It’s a cold December night, less than a week from Christmas. The third Friday of Advent, to be exact. In two days, I’m going home. Home to Kansas for the holidays.
This is a season that swings from joy to sadness rather quickly and unexpectedly, but I’m on the joy side of it these days. I’ve been seeing depressing movies like they’re going out of style, reading depressing books, and watching the news (more depressing than usual it seems). But in spite of my best efforts to wallow in midwinter moodiness, I’ve been overwhelmed with happiness and cheer. Overwhelmed to the point of tears (of joy).
Joy to the world. The Lord is come. Let every heart prepare him room.
It’s a joy, I think, of recognizing the smallness of oneself, while at the same time noticing the ways in which God seems to pay attention to you. That's when the joy weighs heaviest, when we see that it has absolutely nothing to do with what we’ve done, but everything to do with who we are. That is: who God is making us and shaping us to be.
This realization typically happens around this time of year for me, when I survey the year, write my little Christmas update letter (yeah, I still do that), and think about what I’ve done, who I’ve met, where I’ve gone, etc. As I was driving into L.A. last night for a Christmas party with some church friends, I had one of those “wow, I have been so blessed,” moments when all the faces of the people I’d shared my year with came parading into my head, not in a random montage of unrelated images, but in a sort of kaleidoscope of linkage and interconnectedness. It was one of those moments when I could vaguely, powerfully glimpse a little of the divine orchestration that is at work behind all of this mad, beautiful mess.
Because I do believe that this is the case. I’m convinced that this all makes sense—my part in it, your part in it, the fires and snow and cherry pies. It makes sense on a level of sense-making that is only graspable in the way that the universe is graspable through telescopes. We can see parts of it, and in that we can infer the greatness of the whole and feel the surrogate wonder.
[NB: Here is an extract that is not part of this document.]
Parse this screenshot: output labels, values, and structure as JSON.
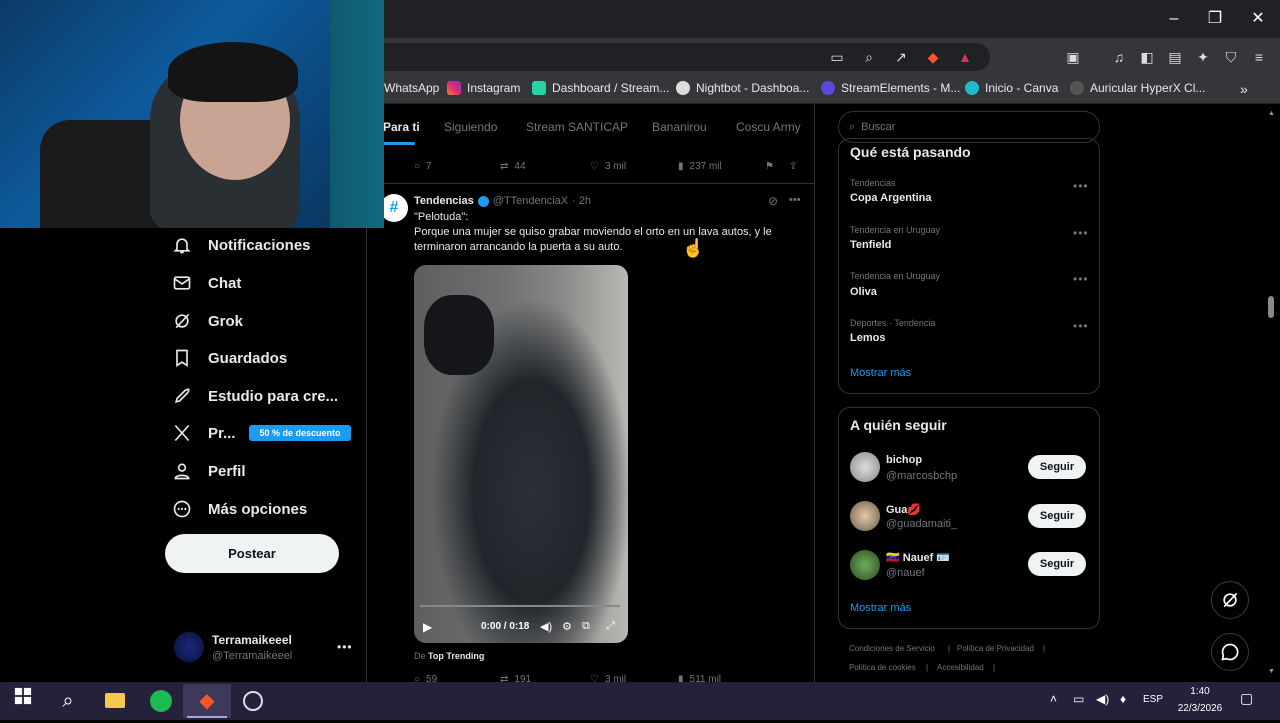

So it was in my car, driving on the 10 through downtown L.A., listening to my “80s heroin shoegazer” Christmas mix. I was overwhelmed by the realization that so much was so clearly happening for a reason. My job, my house, my friends, my car, the things I hear and say, write and read, fear and love… It all fits into the stories and people and places that precede it. It is all very messy and imperfect and frequently painful, but it ultimately isn’t about me or my comfort.
As a Christian, I believe that I am part of God’s church—that is, his extension of himself (via the Holy Spirit) on earth, a mission-minded body of humans that are the hands and feet of a much larger force, working in and for the world. I also believe that this happens largely in spite of ourselves, and that left to our own devices we would probably just constantly be f-ing things up.
God sent Jesus to earth to start something new. And start something new he did. But the new world that began with baby Jesus in a manger is now a world that a wider body of mortals is asked to participate in, to develop more fully and to expand, looking towards the time when all will be redeemed, made right, and reconciled. It will be God who brings this about. Only he can make things as they should be. But he asks his people—the church—to live in such a way that aspires to and expects this glory.
And in that, we sometimes see glimpses of things we can barely understand. We taste the powers of the age to come (Hebrews 6:5). I think we all can experience this. I think it’s what I’ve been experiencing these Advent days.